Little background: I have been using HDP 1.2 for a long time and haven’t faced this issue so far.
Yesterday, I have installed a new HDP 1.3.2 cluster through Ambari (Amazon EC2). After installation, all services and smoke tests were running successfully. Then I stopped all the services by clicking on the new button “Stop All” and then I stopped all ambari agents and finally server.
This morning, I started my instances(used for HDP 1.3.2) again and started ambari server. I tried to start services one by one this time(I did try with “Start All” button but faced same issue). I tried to start HDFS service at the beginning. It’s failing.
Under HDFS, all data nodes started successfully. But when it tries to start client, namenode and seoncdary name node, its getting halted at the middle.

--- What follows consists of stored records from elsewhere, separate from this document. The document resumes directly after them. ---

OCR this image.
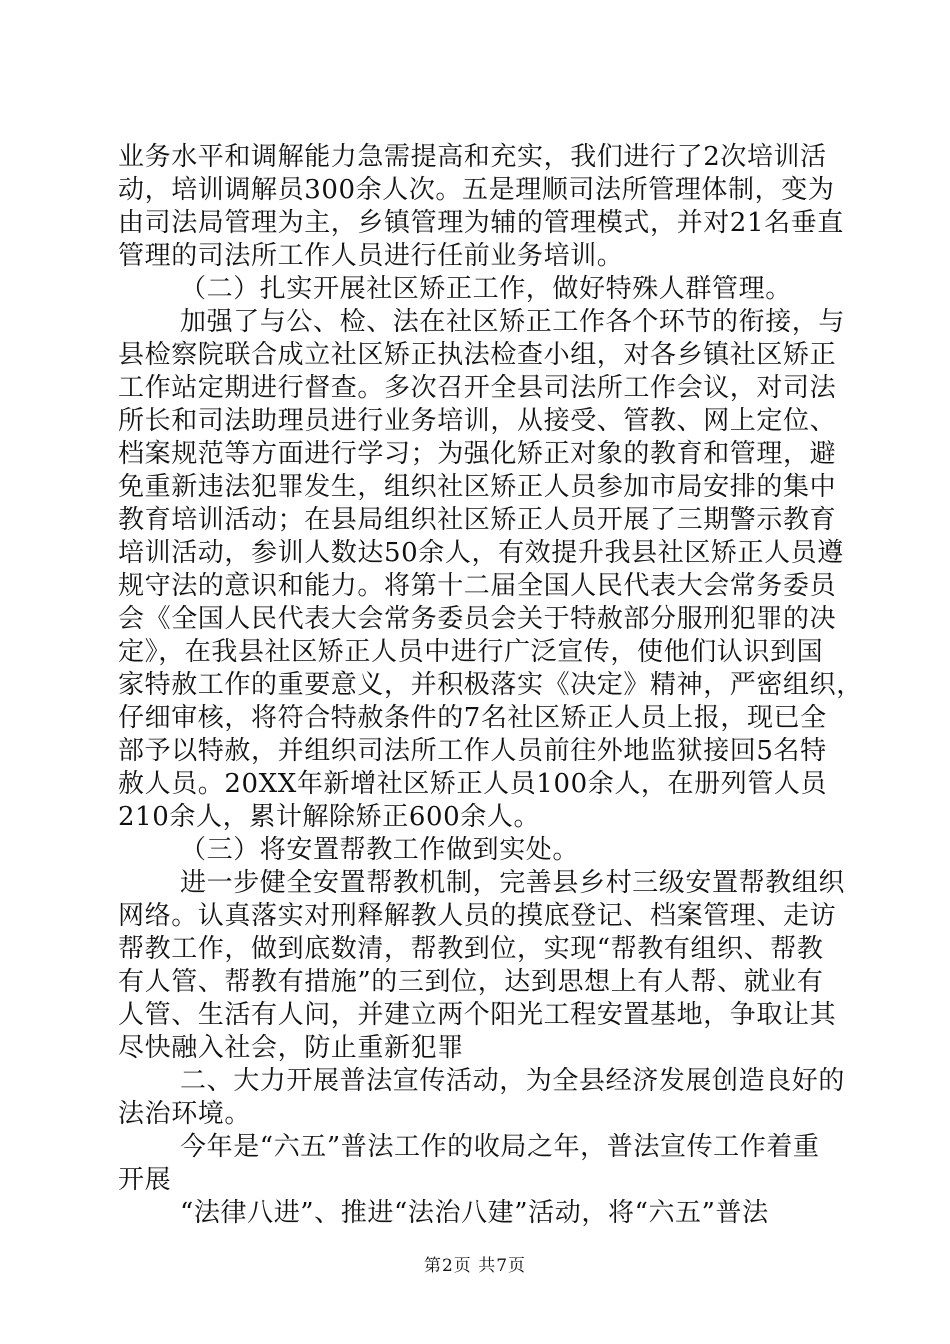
业务水平和调解能力急需提高和充实，我们进行了2次培训活
动，培训调解员300余人次。五是理顺司法所管理体制，变为
由司法局管理为主，乡镇管理为辅的管理模式，并对21名垂直
管理的司法所工作人员进行任前业务培训。
（二）扎实开展社区矫正工作，做好特殊人群管理。
加强了与公、检、法在社区矫正工作各个环节的衔接，与
县检察院联合成立社区矫正执法检查小组，对各乡镇社区矫正
工作站定期进行督查。多次召开全县司法所工作会议，对司法
所长和司法助理员进行业务培训，从接受、管教、网上定位、
档案规范等方面进行学习；为强化矫正对象的教育和管理，避
免重新违法犯罪发生，组织社区矫正人员参加市局安排的集中
教育培训活动；在县局组织社区矫正人员开展了三期警示教育
培训活动，参训人数达50余人，有效提升我县社区矫正人员遵
规守法的意识和能力。将第十二届全国人民代表大会常务委员
会《全国人民代表大会常务委员会关于特赦部分服刑犯罪的决
定》，在我县社区矫正人员中进行广泛宣传，使他们认识到国
家特赦工作的重要意义，并积极落实《决定》精神，严密组织，
仔细审核，将符合特赦条件的7名社区矫正人员上报，现已全
部予以特赦，并组织司法所工作人员前往外地监狱接回5名特
赦人员。20XX年新增社区矫正人员100余人，在册列管人员
210余人，累计解除矫正600余人。
（三）将安置帮教工作做到实处。
进一步健全安置帮教机制，完善县乡村三级安置帮教组织
网络。认真落实对刑释解教人员的摸底登记、档案管理、走访
帮教工作，做到底数清，帮教到位，实现“帮教有组织、帮教
有人管、帮教有措施”的三到位，达到思想上有人帮、就业有
人管、生活有人问，并建立两个阳光工程安置基地，争取让其
尽快融入社会，防止重新犯罪
二、大力开展普法宣传活动，为全县经济发展创造良好的
法治环境。
今年是“六五”普法工作的收局之年，普法宣传工作着重
开展
“法律八进”、推进“法治八建”活动，将“六五”普法
第2页 共7页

10.0.0.149 (client machine) – It stops after 50%
10.0.0.75 (name node) – It stops after 35%
10.0.0.76 (job tracker, secondary name node) – It stops at 0%
I have been using VPC in Amazon EC2 so their private IPs remain unchanged after restart/reboot. I have exactly same configuration setup with HDP 1.2 and I didn’t face this issue earlier.
After waiting several minutes, the Namenode start task shows the following error (stderr):
Puppet has been killed due to timeout
Any information will be highly appreciated. Thanks in advance.